Carolyn White Photos | Digital Traditions

Having learned the art of Gullah storytelling from her parents and grandparents, Carolyn "Jabulile" White thought it only natural that she should share the stories with the community, and especially the children. As the organist at St. James Presbyterian Church and owner of a small neighborhood grocery store, she has had many opportunities to practice storytelling.

Storytelling exists in every culture in one form or another. The role it has played and continues to play in the life of African Americans is especially poignant. Africans brought to the New World as slaves held on to their homeland and belief systems through oral traditions. Storytelling, therefore, became a social event within slave communities. The storyteller was not only an entertainer, but was also a source of direct community interaction by actively participating in the story. Just as the spoken word was important, so were the gestures, songs, and noises added to the story for effect by the storyteller and the audience. Stories were then, as they are now, told for entertainment, for fun, and also for their moral lessons.

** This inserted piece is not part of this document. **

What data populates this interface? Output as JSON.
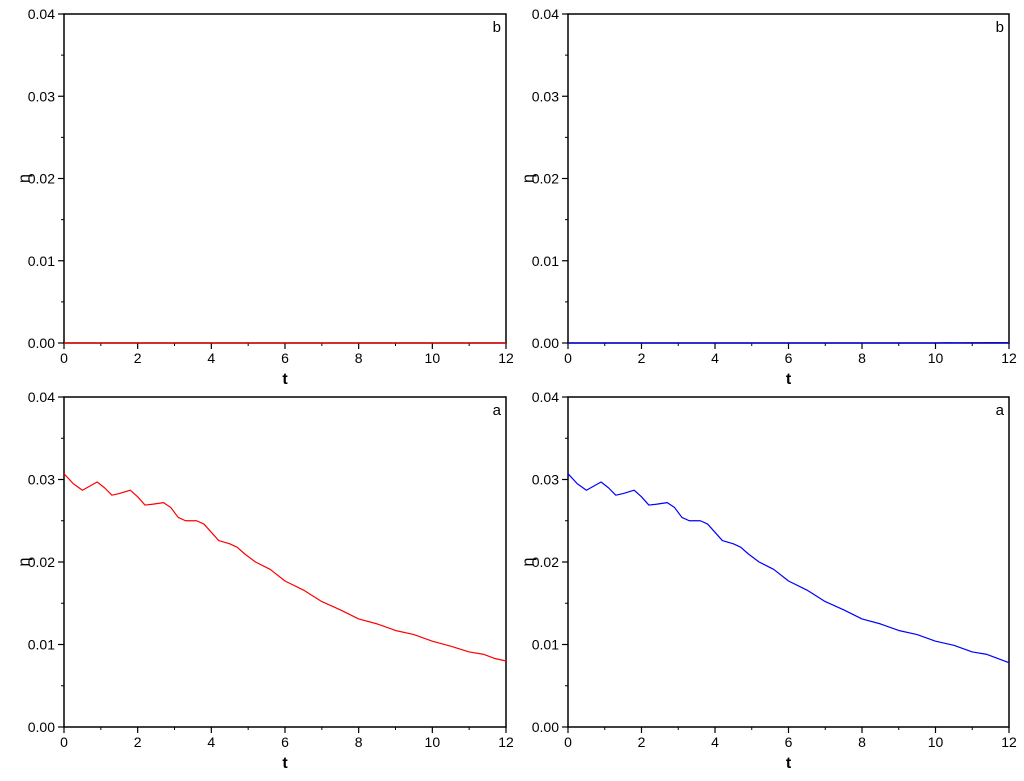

As word of her stories spread, White was invited to perform Gullah tales at the African American Arts Festival, Moja. Since that appearance, she has been in great demand. With stories told in the Gullah language, a creolization of a West African language and English, she has warmed the hearts and tickled the funny bones of audiences at the Charleston Museum, West Ashley Library, Charleston County Schools, and the Mazyck Wraggborough Christmas Festival in Charleston. White received the Jean Laney Harris Folk Heritage Award in 1998.